First, the movie's four subjects are exceptionally articulate and candid. I'm aware of the stereotype that adopted Chinese girls are poised, well-spoken, and high-achieving, but these young women are so forthcoming in the extensive interviews that structure the film that I felt I was getting to know not only their confident exterior personas but also the fragile, still-developing women underneath the surface. The film's interviews depict people from two cultures navigating back and forth between equally important sides of themselves as they try to figure out who they are. All teenagers search for identity, but these young women seem to feel the need more keenly, and as the girls answer Goldstein Knowlton's clear, direct questions, it feels like we're watching them think about certain aspects of their lives for the very first time.
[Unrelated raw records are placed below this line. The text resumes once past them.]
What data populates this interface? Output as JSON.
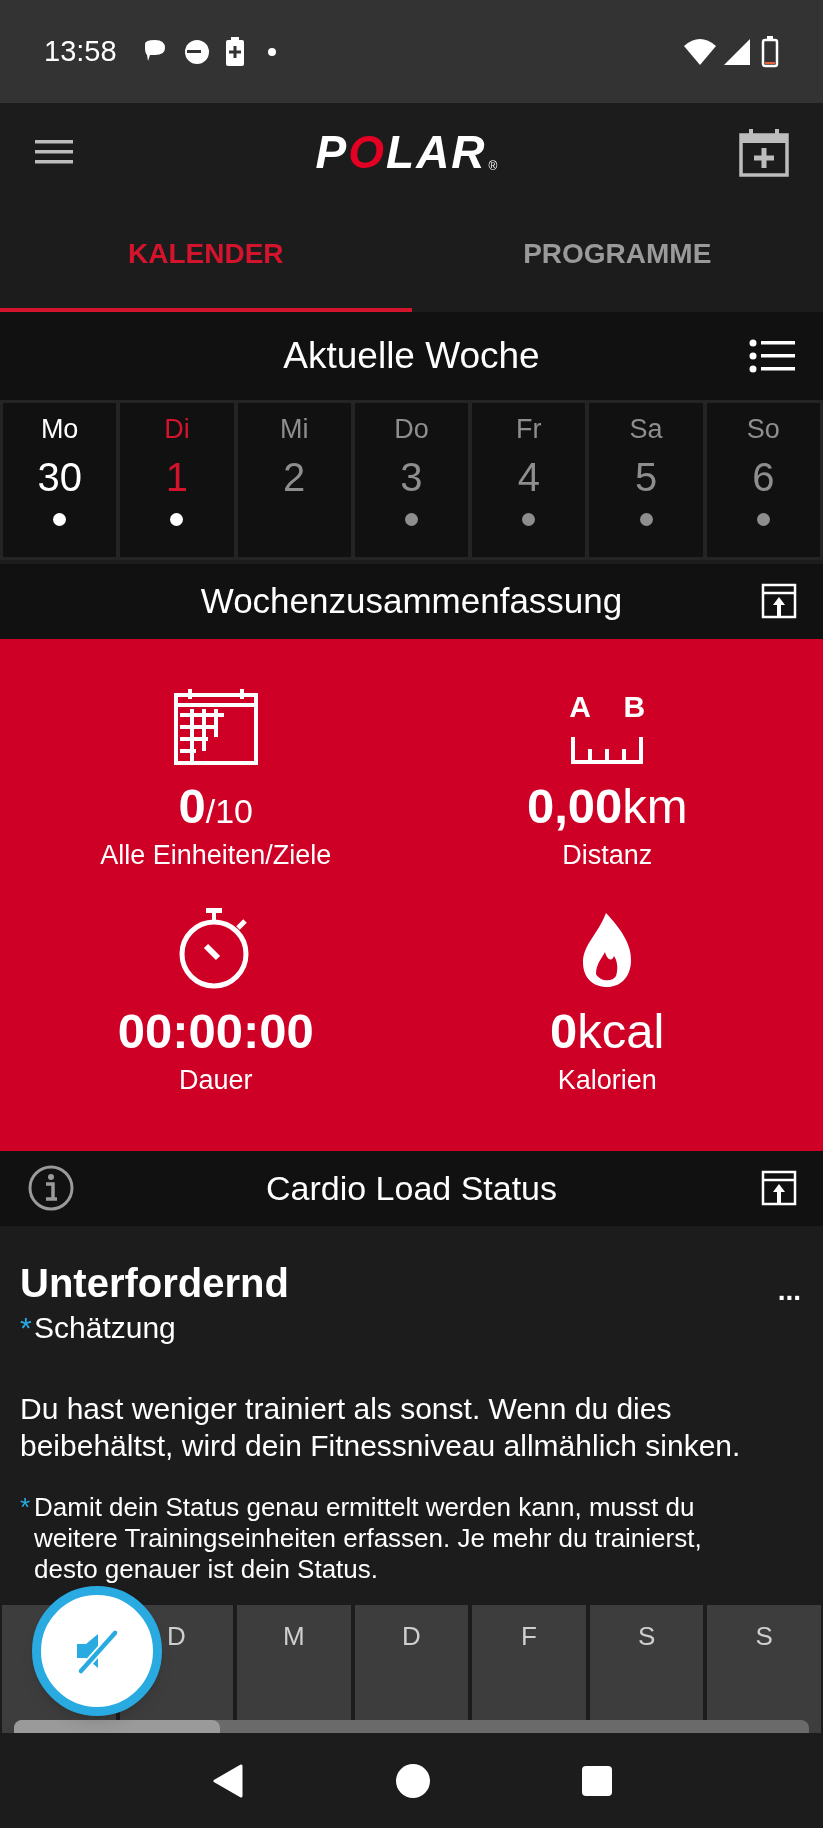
{
  "status_bar": {
    "time": "13:58"
  },
  "app_bar": {
    "logo": "POLAR",
    "logo_mark": "®"
  },
  "tabs": [
    {
      "label": "KALENDER",
      "selected": true
    },
    {
      "label": "PROGRAMME",
      "selected": false
    }
  ],
  "week": {
    "title": "Aktuelle Woche",
    "days": [
      {
        "label": "Mo",
        "date": "30",
        "kind": "past",
        "dot": true
      },
      {
        "label": "Di",
        "date": "1",
        "kind": "today",
        "dot": true
      },
      {
        "label": "Mi",
        "date": "2",
        "kind": "future",
        "dot": false
      },
      {
        "label": "Do",
        "date": "3",
        "kind": "future",
        "dot": true
      },
      {
        "label": "Fr",
        "date": "4",
        "kind": "future",
        "dot": true
      },
      {
        "label": "Sa",
        "date": "5",
        "kind": "future",
        "dot": true
      },
      {
        "label": "So",
        "date": "6",
        "kind": "future",
        "dot": true
      }
    ]
  },
  "summary": {
    "title": "Wochenzusammenfassung",
    "distance_icon_labels": [
      "A",
      "B"
    ],
    "metrics": [
      {
        "kind": "sessions",
        "value": "0",
        "unit": "/10",
        "small_unit": true,
        "label": "Alle Einheiten/Ziele"
      },
      {
        "kind": "distance",
        "value": "0,00",
        "unit": "km",
        "label": "Distanz"
      },
      {
        "kind": "duration",
        "value": "00:00:00",
        "label": "Dauer"
      },
      {
        "kind": "calories",
        "value": "0",
        "unit": "kcal",
        "label": "Kalorien"
      }
    ]
  },
  "cardio": {
    "title": "Cardio Load Status",
    "status": "Unterfordernd",
    "more": "...",
    "estimate": {
      "mark": "*",
      "text": "Schätzung"
    },
    "description": "Du hast weniger trainiert als sonst. Wenn du dies beibehältst, wird dein Fitnessniveau allmählich sinken.",
    "footnote": {
      "mark": "*",
      "text": "Damit dein Status genau ermittelt werden kann, musst du weitere Trainingseinheiten erfassen. Je mehr du trainierst, desto genauer ist dein Status."
    },
    "days": [
      "D",
      "M",
      "D",
      "F",
      "S",
      "S"
    ]
  }
}
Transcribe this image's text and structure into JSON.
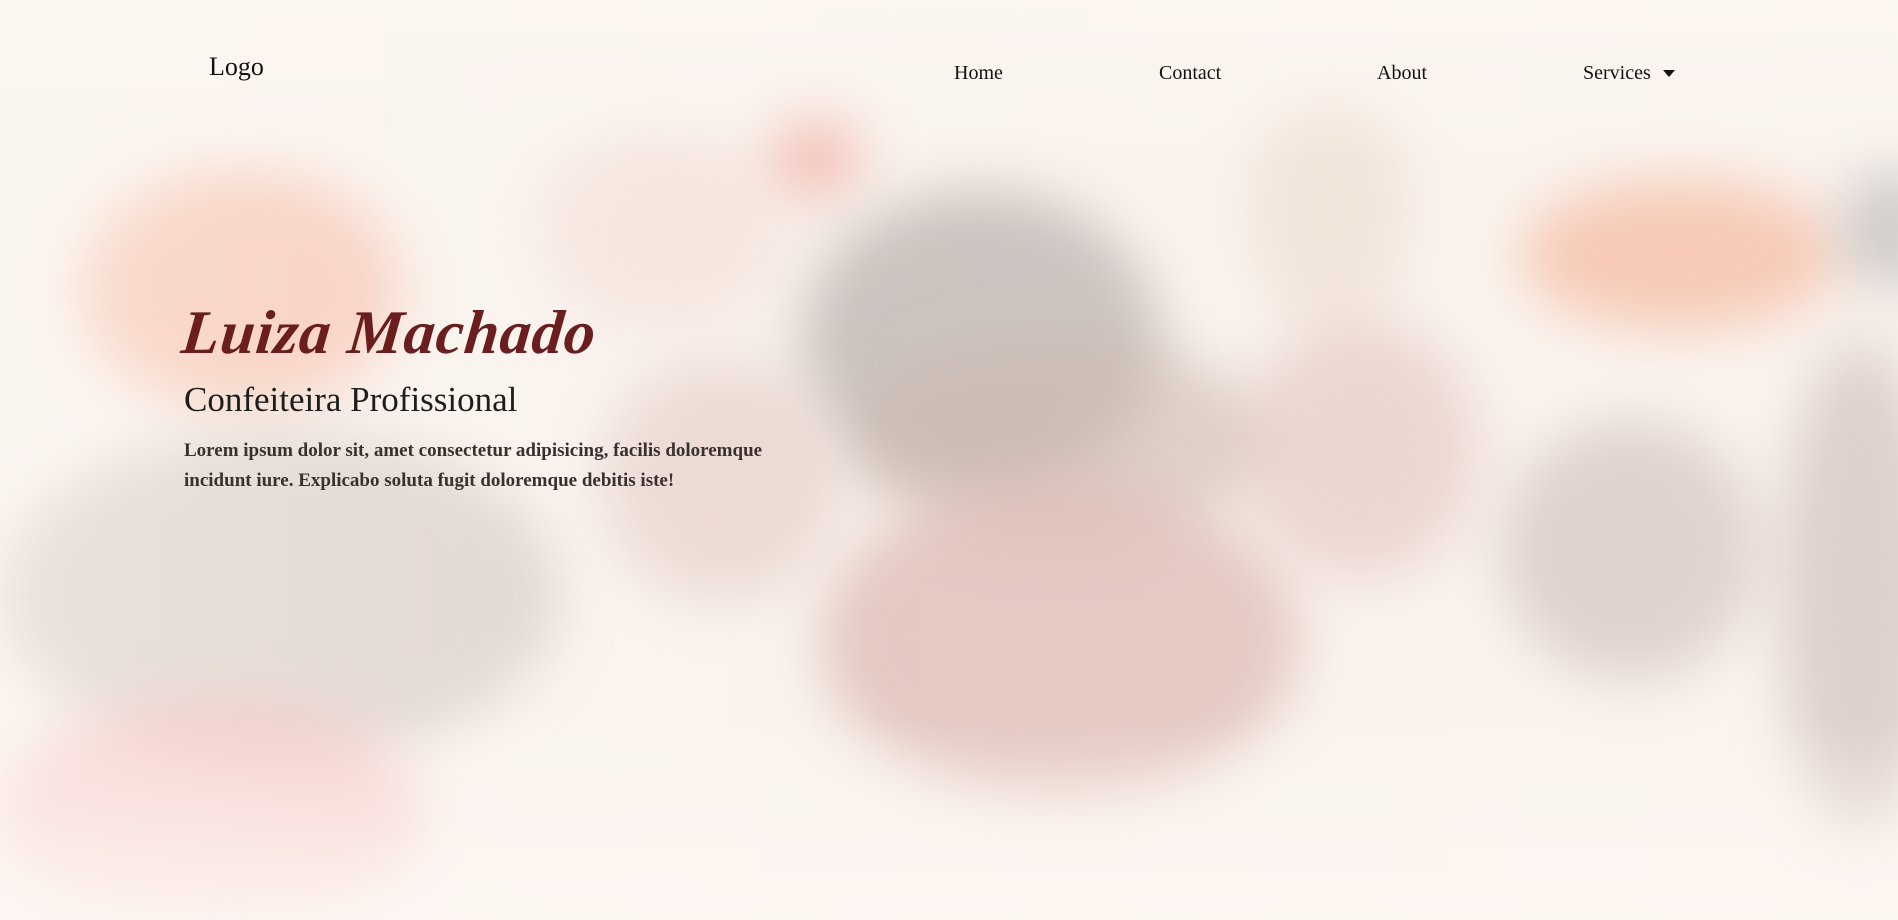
{
  "header": {
    "logo": "Logo",
    "nav": [
      {
        "label": "Home"
      },
      {
        "label": "Contact"
      },
      {
        "label": "About"
      },
      {
        "label": "Services",
        "icon": "caret-down-icon"
      }
    ]
  },
  "hero": {
    "name": "Luiza Machado",
    "role": "Confeiteira Profissional",
    "description": "Lorem ipsum dolor sit, amet consectetur adipisicing, facilis doloremque incidunt iure. Explicabo soluta fugit doloremque debitis iste!"
  },
  "colors": {
    "name_accent": "#6a1e1e",
    "text": "#111111"
  }
}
All four stories are engaging and illuminating, but when the narrative zeroes in on one girl’s search for her birth parents in China--a theme that resonates in each story--the results are surprising and profoundly moving. This is the second aspect of the film that makes it more than just by-the-numbers personal journalism: the happenstance that reunites this girl with her birth family would seem unconvincing and forced in a narrative film, but in the documentary form it feels unimpeachable. We become voyeurs, in the truest and best sense of the word, to the complex emotions of all the people in this sequence; their story colors everyone else's in the film, and we are left with a deeper sense of what they feel than we ever could have gotten through interviews alone.